What work on urban life and mental disorder comes closer to Galea’s causal architecture by seeking to identify mechanisms? We can review seven strategies.
Strategy 1: Include everything: ‘NEM III R’
How can we link the huge scale differences between urban political economy and molecular biology that might be involved in urban mental health? The NEM III R (Network Episode Model) of the causes of mental disorder has been developed by sociologist Pescosolido over the last 25 years. Starting from a fairly simple model of patient networks, demographics and support systems (1991), she has extended it in NEM II to include the treatment system, and in NEM III to include the biological system (Pescosolido 2006, 2011; Perry and Pescosolido 2015).
This approach was developed explicitly to integrate the biological and social, through the specification of four basic requirements:
“Consider and articulate the full set of contextual levels documented to have impact.
Offer an underlying mechanism or ‘engine of action’ that connects levels.
Employ a metaphor and analytic language familiar to both social and natural science.
Understand the need for and use the full range of methodological tools”. (Pescosolido 2006, p. 194).
The model broadly includes a time dimension covering an individual’s life course, and a number of analytic levels, connected by networks, ranging across the biological, personal, social and system levels.

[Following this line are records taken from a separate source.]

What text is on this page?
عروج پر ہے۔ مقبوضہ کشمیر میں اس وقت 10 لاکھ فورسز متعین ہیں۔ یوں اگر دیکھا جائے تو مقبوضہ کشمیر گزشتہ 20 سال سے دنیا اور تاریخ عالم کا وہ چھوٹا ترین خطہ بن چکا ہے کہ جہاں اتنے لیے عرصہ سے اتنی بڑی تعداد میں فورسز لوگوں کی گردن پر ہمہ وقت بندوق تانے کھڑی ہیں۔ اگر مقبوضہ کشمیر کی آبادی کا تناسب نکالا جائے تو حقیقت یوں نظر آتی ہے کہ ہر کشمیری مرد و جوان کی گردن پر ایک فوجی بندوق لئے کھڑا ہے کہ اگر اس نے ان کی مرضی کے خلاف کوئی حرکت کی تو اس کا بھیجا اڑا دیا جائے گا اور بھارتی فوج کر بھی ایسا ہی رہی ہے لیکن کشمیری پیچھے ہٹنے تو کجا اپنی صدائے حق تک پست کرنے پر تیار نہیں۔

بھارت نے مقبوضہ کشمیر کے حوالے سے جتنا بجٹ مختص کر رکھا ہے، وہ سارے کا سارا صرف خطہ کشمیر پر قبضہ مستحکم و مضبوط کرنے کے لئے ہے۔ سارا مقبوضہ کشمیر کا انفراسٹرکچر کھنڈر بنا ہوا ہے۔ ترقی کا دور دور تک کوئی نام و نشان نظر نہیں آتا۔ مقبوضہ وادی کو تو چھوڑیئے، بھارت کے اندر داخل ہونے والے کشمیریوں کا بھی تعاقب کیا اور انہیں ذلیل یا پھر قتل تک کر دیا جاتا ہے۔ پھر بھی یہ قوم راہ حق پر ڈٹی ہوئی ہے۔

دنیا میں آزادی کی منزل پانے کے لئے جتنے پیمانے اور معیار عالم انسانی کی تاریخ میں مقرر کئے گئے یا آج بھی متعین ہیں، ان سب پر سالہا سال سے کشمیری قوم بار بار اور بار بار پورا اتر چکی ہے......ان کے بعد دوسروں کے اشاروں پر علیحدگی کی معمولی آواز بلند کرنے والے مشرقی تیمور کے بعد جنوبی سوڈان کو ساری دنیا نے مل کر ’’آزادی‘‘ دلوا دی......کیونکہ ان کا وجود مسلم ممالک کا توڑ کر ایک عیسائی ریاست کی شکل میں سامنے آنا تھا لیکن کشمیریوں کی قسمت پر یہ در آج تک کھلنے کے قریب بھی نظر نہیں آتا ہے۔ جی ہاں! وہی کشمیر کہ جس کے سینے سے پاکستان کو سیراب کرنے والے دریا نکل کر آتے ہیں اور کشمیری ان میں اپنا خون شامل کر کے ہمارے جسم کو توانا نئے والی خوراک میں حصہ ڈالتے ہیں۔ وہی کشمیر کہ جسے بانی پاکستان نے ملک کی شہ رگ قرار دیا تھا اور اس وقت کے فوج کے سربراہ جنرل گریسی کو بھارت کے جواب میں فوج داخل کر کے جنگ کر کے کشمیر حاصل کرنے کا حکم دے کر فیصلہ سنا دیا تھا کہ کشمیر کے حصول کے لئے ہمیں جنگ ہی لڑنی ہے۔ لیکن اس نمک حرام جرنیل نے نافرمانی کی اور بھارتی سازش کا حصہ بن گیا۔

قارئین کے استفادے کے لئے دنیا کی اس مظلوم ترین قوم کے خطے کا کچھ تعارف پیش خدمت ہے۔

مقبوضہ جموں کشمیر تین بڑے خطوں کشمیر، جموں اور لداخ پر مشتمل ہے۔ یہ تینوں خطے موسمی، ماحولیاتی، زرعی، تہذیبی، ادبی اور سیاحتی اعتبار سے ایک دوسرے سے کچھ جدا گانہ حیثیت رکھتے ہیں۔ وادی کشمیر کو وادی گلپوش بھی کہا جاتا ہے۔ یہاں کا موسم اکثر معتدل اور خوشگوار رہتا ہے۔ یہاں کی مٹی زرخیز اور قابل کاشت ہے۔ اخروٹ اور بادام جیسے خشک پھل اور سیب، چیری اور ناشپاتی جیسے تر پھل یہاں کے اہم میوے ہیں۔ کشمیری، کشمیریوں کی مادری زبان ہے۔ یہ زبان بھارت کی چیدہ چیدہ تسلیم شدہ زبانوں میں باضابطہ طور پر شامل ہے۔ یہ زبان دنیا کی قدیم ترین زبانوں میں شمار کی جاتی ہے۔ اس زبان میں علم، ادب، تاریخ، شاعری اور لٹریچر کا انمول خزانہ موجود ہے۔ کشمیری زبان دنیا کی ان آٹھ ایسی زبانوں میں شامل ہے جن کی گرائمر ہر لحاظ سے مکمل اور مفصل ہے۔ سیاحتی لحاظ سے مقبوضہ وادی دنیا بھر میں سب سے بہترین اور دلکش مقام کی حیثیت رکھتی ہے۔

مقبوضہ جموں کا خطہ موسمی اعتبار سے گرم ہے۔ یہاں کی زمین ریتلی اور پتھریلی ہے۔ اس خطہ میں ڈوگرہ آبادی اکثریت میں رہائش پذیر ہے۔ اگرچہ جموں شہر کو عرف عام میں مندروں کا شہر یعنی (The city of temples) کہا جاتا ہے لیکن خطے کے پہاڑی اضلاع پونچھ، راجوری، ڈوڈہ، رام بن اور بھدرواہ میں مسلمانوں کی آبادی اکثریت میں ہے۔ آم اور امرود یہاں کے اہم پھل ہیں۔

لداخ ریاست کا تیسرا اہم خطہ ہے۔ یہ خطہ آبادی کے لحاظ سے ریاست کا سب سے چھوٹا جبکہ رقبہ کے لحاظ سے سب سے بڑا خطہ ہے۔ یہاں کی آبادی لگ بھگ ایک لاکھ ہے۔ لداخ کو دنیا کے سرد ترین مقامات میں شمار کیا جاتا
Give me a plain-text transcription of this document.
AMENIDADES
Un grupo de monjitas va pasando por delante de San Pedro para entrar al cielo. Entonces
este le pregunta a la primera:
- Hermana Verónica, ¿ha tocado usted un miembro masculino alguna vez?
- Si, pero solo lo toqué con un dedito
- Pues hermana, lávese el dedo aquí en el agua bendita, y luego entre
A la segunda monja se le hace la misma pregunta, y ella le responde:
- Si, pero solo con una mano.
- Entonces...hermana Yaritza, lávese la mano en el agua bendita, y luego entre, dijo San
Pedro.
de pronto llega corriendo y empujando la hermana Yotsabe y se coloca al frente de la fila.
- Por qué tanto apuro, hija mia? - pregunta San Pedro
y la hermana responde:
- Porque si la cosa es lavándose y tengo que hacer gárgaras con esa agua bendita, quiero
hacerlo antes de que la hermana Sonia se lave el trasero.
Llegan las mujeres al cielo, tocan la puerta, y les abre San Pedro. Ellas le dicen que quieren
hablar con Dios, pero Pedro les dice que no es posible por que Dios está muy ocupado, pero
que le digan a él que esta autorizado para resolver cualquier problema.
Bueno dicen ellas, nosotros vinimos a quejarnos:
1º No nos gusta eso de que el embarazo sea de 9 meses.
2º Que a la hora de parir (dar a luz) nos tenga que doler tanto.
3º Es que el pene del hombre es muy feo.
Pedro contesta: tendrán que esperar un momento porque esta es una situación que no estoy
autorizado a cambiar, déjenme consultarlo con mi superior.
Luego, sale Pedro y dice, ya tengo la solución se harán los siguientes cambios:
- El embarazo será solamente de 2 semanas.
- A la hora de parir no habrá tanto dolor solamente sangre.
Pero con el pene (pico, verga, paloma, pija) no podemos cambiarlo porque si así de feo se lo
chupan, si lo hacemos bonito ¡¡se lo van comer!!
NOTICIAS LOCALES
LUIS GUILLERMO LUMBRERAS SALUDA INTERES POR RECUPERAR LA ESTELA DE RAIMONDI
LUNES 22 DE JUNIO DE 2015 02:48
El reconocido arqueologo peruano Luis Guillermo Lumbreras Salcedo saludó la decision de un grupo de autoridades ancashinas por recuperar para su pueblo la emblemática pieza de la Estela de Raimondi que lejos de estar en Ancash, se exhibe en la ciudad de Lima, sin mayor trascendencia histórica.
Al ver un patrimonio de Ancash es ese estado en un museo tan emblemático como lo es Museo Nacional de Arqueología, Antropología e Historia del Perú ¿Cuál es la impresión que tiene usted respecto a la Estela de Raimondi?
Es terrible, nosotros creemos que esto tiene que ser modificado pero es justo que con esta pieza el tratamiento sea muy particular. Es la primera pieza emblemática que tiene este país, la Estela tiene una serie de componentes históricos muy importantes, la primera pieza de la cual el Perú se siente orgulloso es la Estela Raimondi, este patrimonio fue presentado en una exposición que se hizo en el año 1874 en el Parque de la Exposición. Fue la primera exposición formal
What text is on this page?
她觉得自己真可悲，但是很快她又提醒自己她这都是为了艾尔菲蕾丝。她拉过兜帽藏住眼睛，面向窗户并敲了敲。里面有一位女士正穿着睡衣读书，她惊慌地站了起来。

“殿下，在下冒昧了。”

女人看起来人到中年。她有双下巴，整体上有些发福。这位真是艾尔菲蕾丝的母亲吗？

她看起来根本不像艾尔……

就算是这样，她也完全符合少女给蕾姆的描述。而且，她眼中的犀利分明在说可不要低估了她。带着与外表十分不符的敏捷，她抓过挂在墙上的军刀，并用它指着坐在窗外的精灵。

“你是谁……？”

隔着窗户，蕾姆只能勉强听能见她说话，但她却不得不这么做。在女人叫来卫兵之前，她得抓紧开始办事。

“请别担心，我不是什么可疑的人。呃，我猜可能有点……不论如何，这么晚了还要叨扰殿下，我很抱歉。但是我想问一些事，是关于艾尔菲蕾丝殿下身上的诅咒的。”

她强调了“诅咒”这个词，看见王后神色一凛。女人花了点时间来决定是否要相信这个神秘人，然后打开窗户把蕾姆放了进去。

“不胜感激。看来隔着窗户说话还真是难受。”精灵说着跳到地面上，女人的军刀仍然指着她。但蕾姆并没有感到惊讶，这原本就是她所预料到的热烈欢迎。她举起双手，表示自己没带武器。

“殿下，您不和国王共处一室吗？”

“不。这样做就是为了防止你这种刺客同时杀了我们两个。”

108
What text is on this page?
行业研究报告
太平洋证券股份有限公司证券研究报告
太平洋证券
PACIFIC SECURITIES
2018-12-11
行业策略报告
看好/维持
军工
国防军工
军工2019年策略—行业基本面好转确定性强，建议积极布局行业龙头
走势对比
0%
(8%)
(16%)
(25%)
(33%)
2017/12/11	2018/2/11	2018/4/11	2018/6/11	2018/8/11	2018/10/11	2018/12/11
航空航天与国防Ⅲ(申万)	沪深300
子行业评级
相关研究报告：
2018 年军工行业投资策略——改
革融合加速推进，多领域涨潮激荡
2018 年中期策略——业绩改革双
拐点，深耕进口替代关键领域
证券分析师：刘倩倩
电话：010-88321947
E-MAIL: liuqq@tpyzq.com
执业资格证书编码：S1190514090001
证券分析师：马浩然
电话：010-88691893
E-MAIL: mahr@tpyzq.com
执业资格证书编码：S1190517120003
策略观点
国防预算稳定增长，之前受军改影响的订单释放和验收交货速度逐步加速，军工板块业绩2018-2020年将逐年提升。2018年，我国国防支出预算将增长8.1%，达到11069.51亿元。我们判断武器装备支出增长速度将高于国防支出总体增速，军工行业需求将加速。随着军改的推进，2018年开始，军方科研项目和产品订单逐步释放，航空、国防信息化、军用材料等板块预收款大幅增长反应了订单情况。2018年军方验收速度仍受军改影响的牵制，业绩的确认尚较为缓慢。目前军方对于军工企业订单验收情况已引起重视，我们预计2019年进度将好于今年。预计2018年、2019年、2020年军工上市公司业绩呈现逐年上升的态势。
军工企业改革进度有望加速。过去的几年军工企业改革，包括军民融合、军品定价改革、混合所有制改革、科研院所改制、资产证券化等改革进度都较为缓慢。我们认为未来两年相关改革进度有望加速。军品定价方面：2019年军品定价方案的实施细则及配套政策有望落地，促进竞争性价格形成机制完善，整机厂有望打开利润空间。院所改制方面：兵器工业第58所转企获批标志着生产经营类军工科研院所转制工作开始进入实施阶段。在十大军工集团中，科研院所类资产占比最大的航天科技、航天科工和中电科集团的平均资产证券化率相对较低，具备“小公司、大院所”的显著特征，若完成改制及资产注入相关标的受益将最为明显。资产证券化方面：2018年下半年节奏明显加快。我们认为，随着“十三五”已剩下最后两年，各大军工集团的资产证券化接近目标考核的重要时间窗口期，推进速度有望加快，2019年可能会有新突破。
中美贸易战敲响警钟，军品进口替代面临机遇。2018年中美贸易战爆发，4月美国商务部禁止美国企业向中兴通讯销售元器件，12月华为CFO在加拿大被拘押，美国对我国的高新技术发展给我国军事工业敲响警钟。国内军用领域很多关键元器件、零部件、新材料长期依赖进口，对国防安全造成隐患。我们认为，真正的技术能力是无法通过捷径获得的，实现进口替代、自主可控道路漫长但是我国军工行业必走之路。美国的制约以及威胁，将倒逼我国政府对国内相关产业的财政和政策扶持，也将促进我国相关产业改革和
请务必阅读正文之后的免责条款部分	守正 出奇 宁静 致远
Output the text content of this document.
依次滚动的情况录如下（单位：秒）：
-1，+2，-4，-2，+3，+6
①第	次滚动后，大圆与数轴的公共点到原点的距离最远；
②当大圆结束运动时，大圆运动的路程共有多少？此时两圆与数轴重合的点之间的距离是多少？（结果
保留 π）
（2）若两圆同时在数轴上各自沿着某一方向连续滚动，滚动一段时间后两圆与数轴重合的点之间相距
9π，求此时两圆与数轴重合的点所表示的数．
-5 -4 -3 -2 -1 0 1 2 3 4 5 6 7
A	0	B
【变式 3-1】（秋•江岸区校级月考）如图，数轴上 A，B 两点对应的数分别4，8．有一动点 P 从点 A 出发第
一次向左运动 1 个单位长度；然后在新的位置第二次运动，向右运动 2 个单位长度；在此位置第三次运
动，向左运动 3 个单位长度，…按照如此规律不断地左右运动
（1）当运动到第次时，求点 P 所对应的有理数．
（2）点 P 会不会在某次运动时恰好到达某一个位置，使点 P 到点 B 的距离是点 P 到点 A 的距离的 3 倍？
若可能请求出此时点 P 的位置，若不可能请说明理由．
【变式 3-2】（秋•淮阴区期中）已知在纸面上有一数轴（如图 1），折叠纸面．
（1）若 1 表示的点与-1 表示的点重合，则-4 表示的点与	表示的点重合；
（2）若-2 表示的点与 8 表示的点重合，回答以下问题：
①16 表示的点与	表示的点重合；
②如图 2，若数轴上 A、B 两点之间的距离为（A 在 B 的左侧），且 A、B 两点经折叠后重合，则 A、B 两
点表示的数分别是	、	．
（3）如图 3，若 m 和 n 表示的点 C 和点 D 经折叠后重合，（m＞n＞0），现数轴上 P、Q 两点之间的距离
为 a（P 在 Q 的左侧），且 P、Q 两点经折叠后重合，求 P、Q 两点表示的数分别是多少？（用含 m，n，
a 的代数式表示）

In this sense, it is widely inclusive, but although the NEM model is strong in sensitising us to all the factors and levels which might be important, it is less clear about how to determine which mechanisms are the key ones. This is not just an empirical issue, as it is still not clear where to look. Pescosolido’s answer is to follow the actors and their networks:
the entire process is dynamic, constituted, and embedded in individuals’ social networks. What individuals know, how they evaluate the potential efficacy and suitability of a range of options and providers, and what they do (in what order and under which “tone”) are fundamentally tied to, negotiated in, and given meaning through social interactions. (Pescosolido 2011, p. 45)
However, it should be noted that ‘social interactions’ is still biology-light. Actors here do not include the materialities of molecules, cells, membranes, and biological systems and structures. Despite her claim to the contrary, Pescosolido’s approach is really quite thin on biology, and it occupies relatively little space in her work. She does not follow the actors ‘all the way down’ in the way so notable in actor network theory (Latour 2005, p. 52).
Strategy 2: Cut through on a clear path: SES as a ‘fundamental cause’
NEM excels at bringing all possible factors to bear, but how do we find the network connections between levels that are active mechanisms? An alternative strategy is to cut a clear path through the myriad of possible factors with one major explanatory mechanism. This was proposed by Link and Phelan with the idea of ‘fundamental cause’.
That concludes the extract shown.